Farewell to the Mother of Modern Feminist Cartooning
Aline Kominsky-Crumb, R.I.P.
Aline Kominsky-Crumb, a great and trailblazing cartoonist, died this week in her home in France at age 74 from pancreatic cancer.
Kominsky-Crumb grew up in Long Island, and the agonies and complications of her parents' and family's "sleaziness, out of control materialism, upward striving, tension, financial problems, selfishness and misery," as she wrote in her 2007 memoir Need More Love, created a general "post-war jerk family atmosphere" that informed many of her autobiographical comix.
After years of art education in New York and Arizona, she relocated in the early 1970s to San Francisco and began publishing her cartoons in underground comix, influenced by the pioneering autobiographical work of Justin Green. Her 1972 "Goldie: A Neurotic Woman" was the first story in the first issue of one of the first, and longest-lasting, comix periodicals edited and drawn entirely by women, Wimmen's Comix.

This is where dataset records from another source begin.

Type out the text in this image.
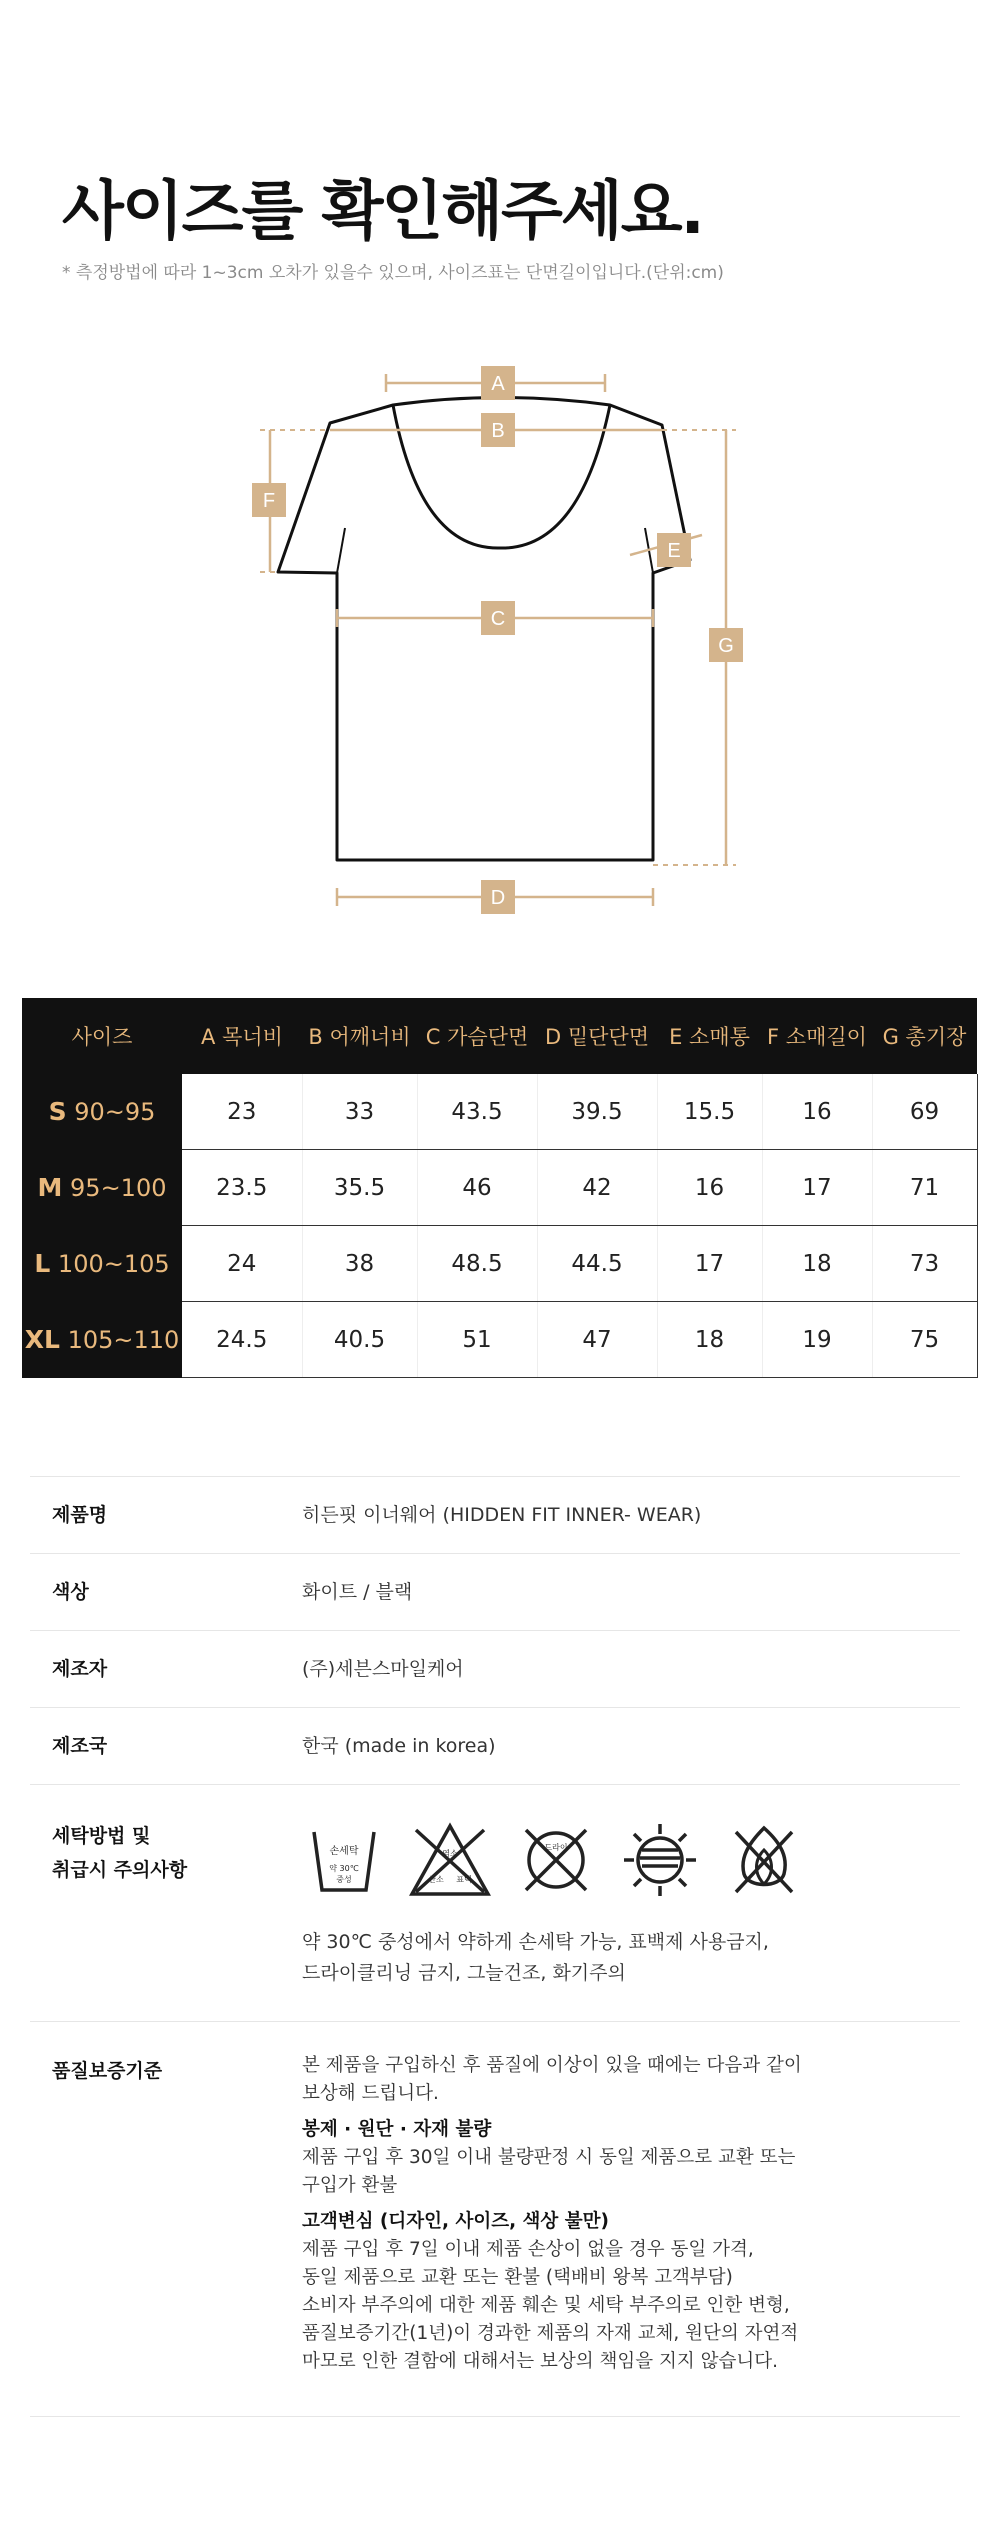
사이즈를 확인해주세요.
* 측정방법에 따라 1~3cm 오차가 있을수 있으며, 사이즈표는 단면길이입니다.(단위:cm)
A
B
C
D
E
F
G
사이즈	A 목너비	B 어깨너비	C 가슴단면	D 밑단단면	E 소매통	F 소매길이	G 총기장
S 90~95	23	33	43.5	39.5	15.5	16	69
M 95~100	23.5	35.5	46	42	16	17	71
L 100~105	24	38	48.5	44.5	17	18	73
XL 105~110	24.5	40.5	51	47	18	19	75
제품명	히든핏 이너웨어 (HIDDEN FIT INNER- WEAR)
색상	화이트 / 블랙
제조자	(주)세븐스마일케어
제조국	한국 (made in korea)
세탁방법 및
취급시 주의사항
손세탁
약 30℃
중성
염소
산소 표백
드라이
약 30℃ 중성에서 약하게 손세탁 가능, 표백제 사용금지,
드라이클리닝 금지, 그늘건조, 화기주의
품질보증기준	본 제품을 구입하신 후 품질에 이상이 있을 때에는 다음과 같이

보상해 드립니다.

봉제 · 원단 · 자재 불량

제품 구입 후 30일 이내 불량판정 시 동일 제품으로 교환 또는

구입가 환불

고객변심 (디자인, 사이즈, 색상 불만)

제품 구입 후 7일 이내 제품 손상이 없을 경우 동일 가격,

동일 제품으로 교환 또는 환불 (택배비 왕복 고객부담)

소비자 부주의에 대한 제품 훼손 및 세탁 부주의로 인한 변형,

품질보증기간(1년)이 경과한 제품의 자재 교체, 원단의 자연적

마모로 인한 결함에 대해서는 보상의 책임을 지지 않습니다.
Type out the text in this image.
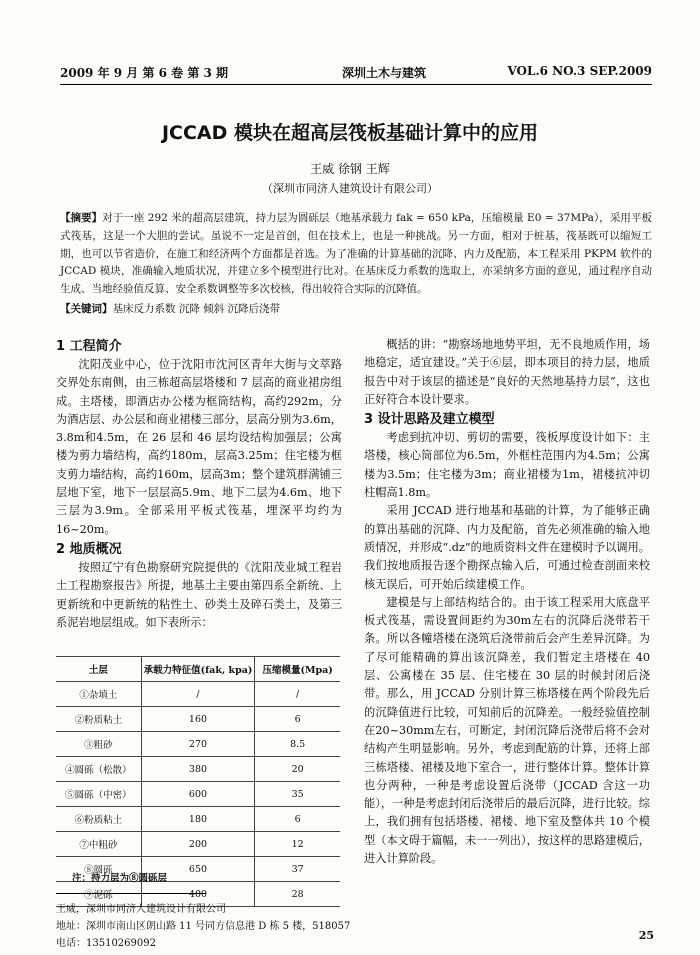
2009 年 9 月 第 6 卷 第 3 期	深圳土木与建筑	VOL.6 NO.3 SEP.2009
JCCAD 模块在超高层筏板基础计算中的应用
王威 徐钢 王辉
（深圳市同济人建筑设计有限公司）
【摘要】对于一座 292 米的超高层建筑，持力层为圆砾层（地基承载力 fak = 650 kPa，压缩模量 E0 = 37MPa），采用平板式筏基，这是一个大胆的尝试。虽说不一定是首创，但在技术上，也是一种挑战。另一方面，相对于桩基，筏基既可以缩短工期，也可以节省造价，在施工和经济两个方面都是首选。为了准确的计算基础的沉降、内力及配筋，本工程采用 PKPM 软件的 JCCAD 模块，准确输入地质状况，并建立多个模型进行比对。在基床反力系数的选取上，亦采纳多方面的意见，通过程序自动生成、当地经验值反算、安全系数调整等多次校核，得出较符合实际的沉降值。
【关键词】基床反力系数 沉降 倾斜 沉降后浇带
1 工程简介

沈阳茂业中心，位于沈阳市沈河区青年大街与文萃路交界处东南侧，由三栋超高层塔楼和 7 层高的商业裙房组成。主塔楼，即酒店办公楼为框筒结构，高约292m，分为酒店层、办公层和商业裙楼三部分，层高分别为3.6m，3.8m和4.5m，在 26 层和 46 层均设结构加强层；公寓楼为剪力墙结构，高约180m，层高3.25m；住宅楼为框支剪力墙结构，高约160m，层高3m；整个建筑群满铺三层地下室，地下一层层高5.9m、地下二层为4.6m、地下三层为3.9m。全部采用平板式筏基，埋深平均约为16~20m。

2 地质概况

按照辽宁有色勘察研究院提供的《沈阳茂业城工程岩土工程勘察报告》所提，地基土主要由第四系全新统、上更新统和中更新统的粘性土、砂类土及碎石类土，及第三系泥岩地层组成。如下表所示：

土层	承载力特征值(fak, kpa)	压缩模量(Mpa)
①杂填土	/	/
②粉质粘土	160	6
③粗砂	270	8.5
④圆砾（松散）	380	20
⑤圆砾（中密）	600	35
⑥粉质粘土	180	6
⑦中粗砂	200	12
⑧圆砾	650	37
⑨泥砾	400	28
注：持力层为⑧圆砾层
王威，深圳市同济人建筑设计有限公司
地址：深圳市南山区朗山路 11 号同方信息港 D 栋 5 楼，518057
电话：13510269092

概括的讲：“勘察场地地势平坦，无不良地质作用，场地稳定，适宜建设。”关于⑥层，即本项目的持力层，地质报告中对于该层的描述是“良好的天然地基持力层”，这也正好符合本设计要求。

3 设计思路及建立模型

考虑到抗冲切、剪切的需要，筏板厚度设计如下：主塔楼，核心筒部位为6.5m，外框柱范围内为4.5m；公寓楼为3.5m；住宅楼为3m；商业裙楼为1m，裙楼抗冲切柱帽高1.8m。

采用 JCCAD 进行地基和基础的计算，为了能够正确的算出基础的沉降、内力及配筋，首先必须准确的输入地质情况，并形成“.dz”的地质资料文件在建模时予以调用。我们按地质报告逐个勘探点输入后，可通过检查剖面来校核无误后，可开始后续建模工作。

建模是与上部结构结合的。由于该工程采用大底盘平板式筏基，需设置间距约为30m左右的沉降后浇带若干条。所以各幢塔楼在浇筑后浇带前后会产生差异沉降。为了尽可能精确的算出该沉降差，我们暂定主塔楼在 40 层、公寓楼在 35 层、住宅楼在 30 层的时候封闭后浇带。那么，用 JCCAD 分别计算三栋塔楼在两个阶段先后的沉降值进行比较，可知前后的沉降差。一般经验值控制在20~30mm左右，可断定，封闭沉降后浇带后将不会对结构产生明显影响。另外，考虑到配筋的计算，还将上部三栋塔楼、裙楼及地下室合一，进行整体计算。整体计算也分两种，一种是考虑设置后浇带（JCCAD 含这一功能），一种是考虑封闭后浇带后的最后沉降，进行比较。综上，我们拥有包括塔楼、裙楼、地下室及整体共 10 个模型（本文碍于篇幅，未一一列出），按这样的思路建模后，进入计算阶段。

25
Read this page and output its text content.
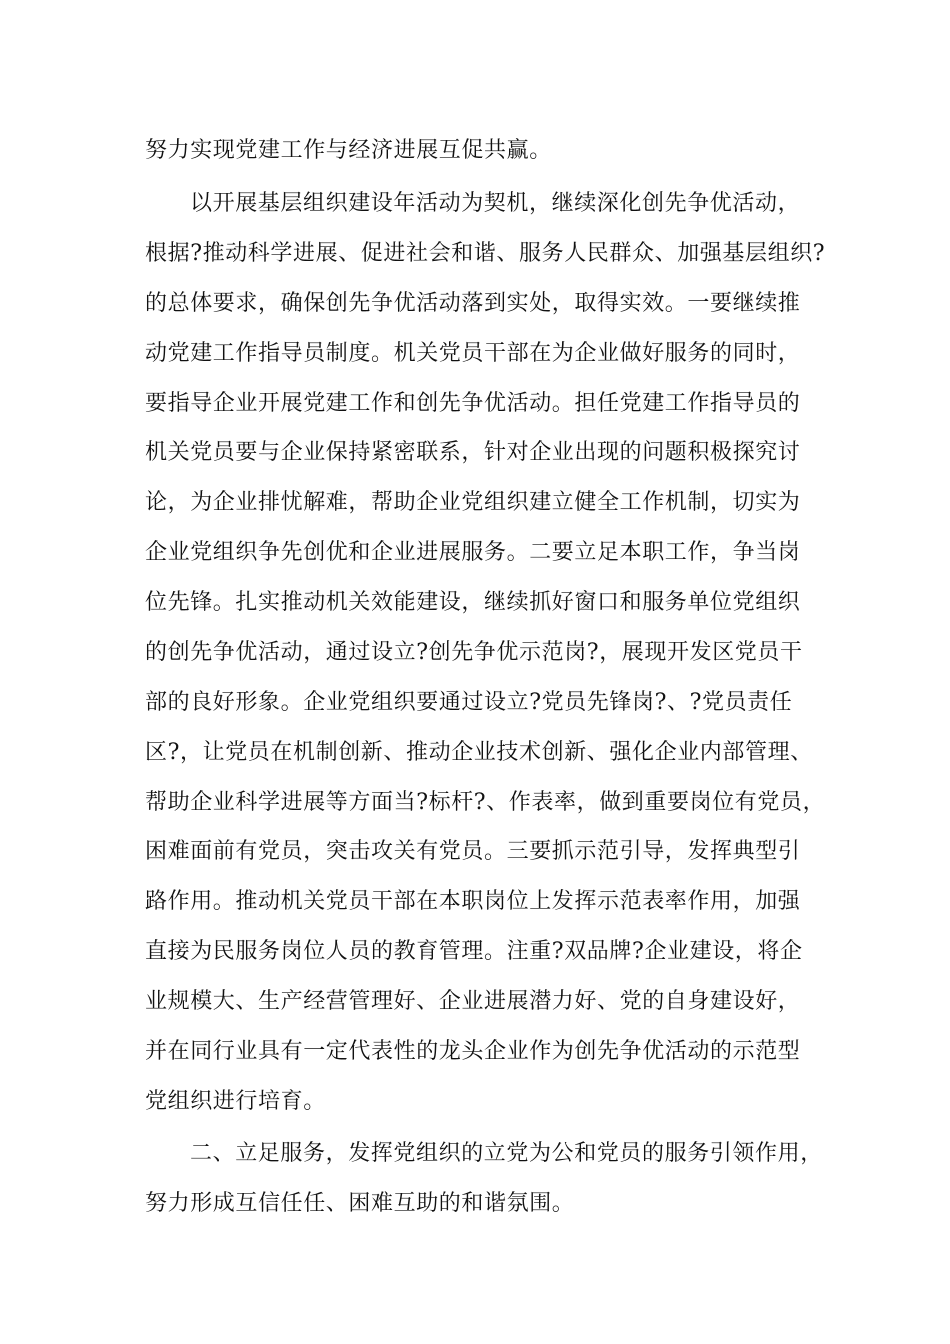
努力实现党建工作与经济进展互促共赢。
以开展基层组织建设年活动为契机，继续深化创先争优活动，
根据?推动科学进展、促进社会和谐、服务人民群众、加强基层组织?
的总体要求，确保创先争优活动落到实处，取得实效。一要继续推
动党建工作指导员制度。机关党员干部在为企业做好服务的同时，
要指导企业开展党建工作和创先争优活动。担任党建工作指导员的
机关党员要与企业保持紧密联系，针对企业出现的问题积极探究讨
论，为企业排忧解难，帮助企业党组织建立健全工作机制，切实为
企业党组织争先创优和企业进展服务。二要立足本职工作，争当岗
位先锋。扎实推动机关效能建设，继续抓好窗口和服务单位党组织
的创先争优活动，通过设立?创先争优示范岗?，展现开发区党员干
部的良好形象。企业党组织要通过设立?党员先锋岗?、?党员责任
区?，让党员在机制创新、推动企业技术创新、强化企业内部管理、
帮助企业科学进展等方面当?标杆?、作表率，做到重要岗位有党员，
困难面前有党员，突击攻关有党员。三要抓示范引导，发挥典型引
路作用。推动机关党员干部在本职岗位上发挥示范表率作用，加强
直接为民服务岗位人员的教育管理。注重?双品牌?企业建设，将企
业规模大、生产经营管理好、企业进展潜力好、党的自身建设好，
并在同行业具有一定代表性的龙头企业作为创先争优活动的示范型
党组织进行培育。
二、立足服务，发挥党组织的立党为公和党员的服务引领作用，
努力形成互信任任、困难互助的和谐氛围。
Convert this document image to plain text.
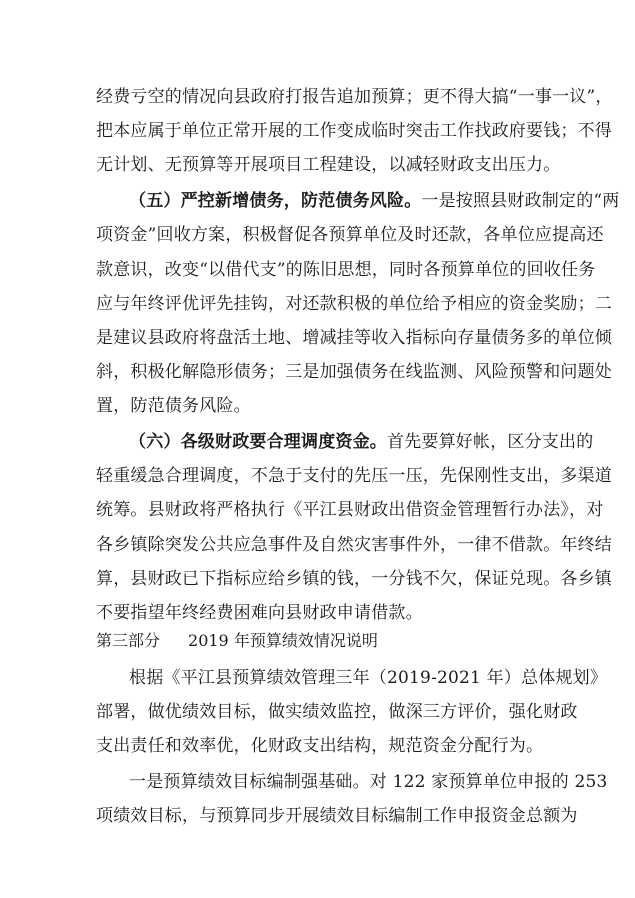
经费亏空的情况向县政府打报告追加预算；更不得大搞“一事一议”，
把本应属于单位正常开展的工作变成临时突击工作找政府要钱；不得
无计划、无预算等开展项目工程建设，以减轻财政支出压力。
（五）严控新增债务，防范债务风险。一是按照县财政制定的“两
项资金”回收方案，积极督促各预算单位及时还款，各单位应提高还
款意识，改变“以借代支”的陈旧思想，同时各预算单位的回收任务
应与年终评优评先挂钩，对还款积极的单位给予相应的资金奖励；二
是建议县政府将盘活土地、增减挂等收入指标向存量债务多的单位倾
斜，积极化解隐形债务；三是加强债务在线监测、风险预警和问题处
置，防范债务风险。
（六）各级财政要合理调度资金。首先要算好帐，区分支出的
轻重缓急合理调度，不急于支付的先压一压，先保刚性支出，多渠道
统筹。县财政将严格执行《平江县财政出借资金管理暂行办法》，对
各乡镇除突发公共应急事件及自然灾害事件外，一律不借款。年终结
算，县财政已下指标应给乡镇的钱，一分钱不欠，保证兑现。各乡镇
不要指望年终经费困难向县财政申请借款。
第三部分 2019 年预算绩效情况说明
根据《平江县预算绩效管理三年（2019-2021 年）总体规划》
部署，做优绩效目标，做实绩效监控，做深三方评价，强化财政
支出责任和效率优，化财政支出结构，规范资金分配行为。
一是预算绩效目标编制强基础。对 122 家预算单位申报的 253
项绩效目标，与预算同步开展绩效目标编制工作申报资金总额为
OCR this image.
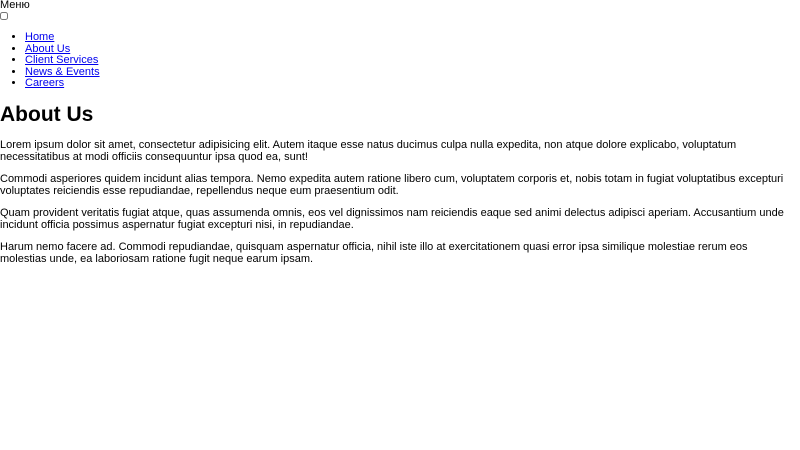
Меню
• Home
• About Us
• Client Services
• News & Events
• Careers
About Us

Lorem ipsum dolor sit amet, consectetur adipisicing elit. Autem itaque esse natus ducimus culpa nulla expedita, non atque dolore explicabo, voluptatum necessitatibus at modi officiis consequuntur ipsa quod ea, sunt!

Commodi asperiores quidem incidunt alias tempora. Nemo expedita autem ratione libero cum, voluptatem corporis et, nobis totam in fugiat voluptatibus excepturi voluptates reiciendis esse repudiandae, repellendus neque eum praesentium odit.

Quam provident veritatis fugiat atque, quas assumenda omnis, eos vel dignissimos nam reiciendis eaque sed animi delectus adipisci aperiam. Accusantium unde incidunt officia possimus aspernatur fugiat excepturi nisi, in repudiandae.

Harum nemo facere ad. Commodi repudiandae, quisquam aspernatur officia, nihil iste illo at exercitationem quasi error ipsa similique molestiae rerum eos molestias unde, ea laboriosam ratione fugit neque earum ipsam.
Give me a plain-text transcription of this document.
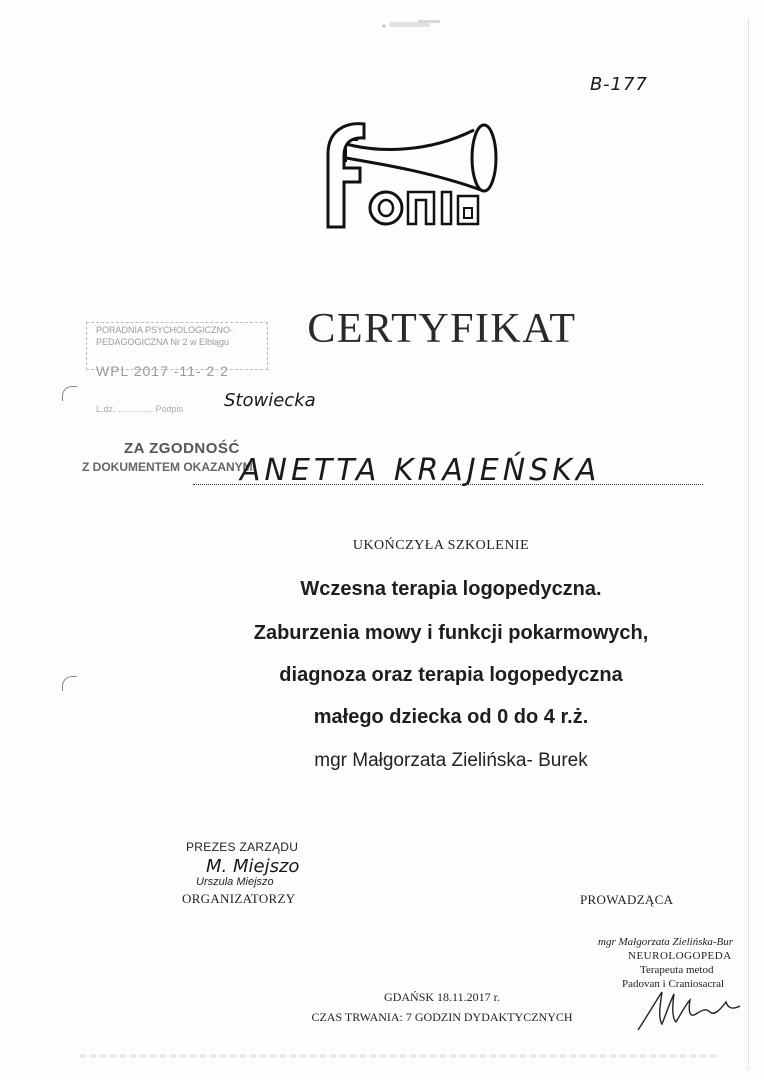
B-177
PORADNIA PSYCHOLOGICZNO-
PEDAGOGICZNA Nr 2 w Elblągu
WPL 2017 -11- 2 2
L.dz. .............. Podpis Stowiecka
CERTYFIKAT
ZA ZGODNOŚĆ
Z DOKUMENTEM OKAZANYM
ANETTA KRAJEŃSKA
UKOŃCZYŁA SZKOLENIE
Wczesna terapia logopedyczna.
Zaburzenia mowy i funkcji pokarmowych,
diagnoza oraz terapia logopedyczna
małego dziecka od 0 do 4 r.ż.
mgr Małgorzata Zielińska- Burek
PREZES ZARZĄDU
M. Miejszo
Urszula Miejszo
ORGANIZATORZY	PROWADZĄCA
mgr Małgorzata Zielińska-Bur
NEUROLOGOPEDA
Terapeuta metod
Padovan i Craniosacral
GDAŃSK 18.11.2017 r.
CZAS TRWANIA: 7 GODZIN DYDAKTYCZNYCH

Her story was a brutally honest self-assessment of her relations with family, men, and her own conflicted self-image, with the bare beginnings of her unique lumpy, sweaty, hairy style. Her figuration often seemed like cut-out dolls more than realistic or even conventionally cartoonish humans, influenced more by German expressionists such as George Grosz than any forebear in the world of American comic books, over- or underground. And she was the first woman to bring this sort of psychologically acute autobiographical approach to comics of any sort.
Underground comix was a realm of small-business entrepreneurialism in the 1970s, very rooted in personal relationships, a strange corner of publishing driven more by the interests of artists than editors or publishers, and distributed through a subterranean, often bordering on criminal, system connected with drug paraphernalia shops (the work itself could be and often was condemned by local officials as illegally obscene). It was thus the perfect, indeed only, space for cartooning voices as conventionally off-putting as Kominsky-Crumb's to get published and distributed nationally, if not winning huge numbers of fans at first. She broke with the Wimmen's Comix collective over the individuality of her feminism. She felt that her "sisters" were overly censorious about how she dressed and comported herself.
In a 2021 interview for my book on the history and creators of underground comix, Dirty Pictures, Kominsky-Crumb told me she felt pushed out by "feminist militancy that taken to its most extreme destroys the possibility of enjoying the difference between men and women. Being paid equally, treated with respect of course, I was very much feminist but wanted to create a life exactly as I wanted to, and for me that means having lots of sex partners, being free, and I also wanted to look sexy so I'd attract men….I never felt like a victim. I was choosing who I wanted to be with." She felt this version of individualist feminism brought censorious wrath on her head from some of her fellow woman cartoonists.
Through the 1970s and '80s in various comix publications she drew her short, sharp, hilarious tales of mothers and daughters, lovers and husbands, food and body image, being American and being French (having moved to France in the early 1990s), all in a brash, knowing, zesty personal voice. (If you think you can literally "hear" her voice, especially knowing her Long Island Jewish background, you are probably right.) Her—not quite shameless, but certainly brazen—self-revelation through both laughs and tears was the godmother of later generations of pop storytelling showing women's concerns with themselves and their relationships and sexuality that were knowingly direct and vulgar, such as Lena Dunham with her Girls and Phoebe Waller-Bridge with her Fleabag.
Kominsky-Crumb made great contributions to modern comics as an editor as well, running Weirdo (launched by her husband, cartoonist Robert Crumb, in 1981) from 1986 to 1993. In its pages she was an early promoter of the works of the finest of the post-underground generation of personal female cartoonists, including Carol Tyler, Dori Seda, Krystine Kryttre, Phoebe Gloeckner, and Mary Fleener.
She was a trailblazer, yes, the kind of creator whose cleared paths and innovations were filled and followed by so many after her that the original risks having a modern reader think "you've seen and heard it before." But Kominsky-Crumb was so relentlessly herself, her insights into herself and the world around her so at the same time laced with a deep love and engagement and deep bemused contempt, her twisted, surface-primitive but highly layered and textured panels, linework, and figuration so sui generis that the original never feels superseded by followers.
Kominsky-Crumb enjoyed poormouthing herself, telling stories about how a comic book of hers sold so poorly its publisher used boxes of it for insulation and remembering decades later how hostile Crumb's fans got about mixing his classical draftsmanship with her "scratchy, ugly drawing" in the couple comix they drew together. But she could still in one conversation with me both say that "I was not in it for money at all, or recognition, which is a good thing because I never got any money or any recognition" and later note with somewhat bemused pride how much of her DNA she sees in modern female storytellers in and out of comics and how she now sees her work "getting academic attention."
Her innovations in brutally honest memoir and autobiography from a decidedly individualistic feminist perspective mean her work will live, and her storytelling remains one of the best guides one can find to being a torturously free-spirited American woman and semi-popular artist in the second half of the 20th century.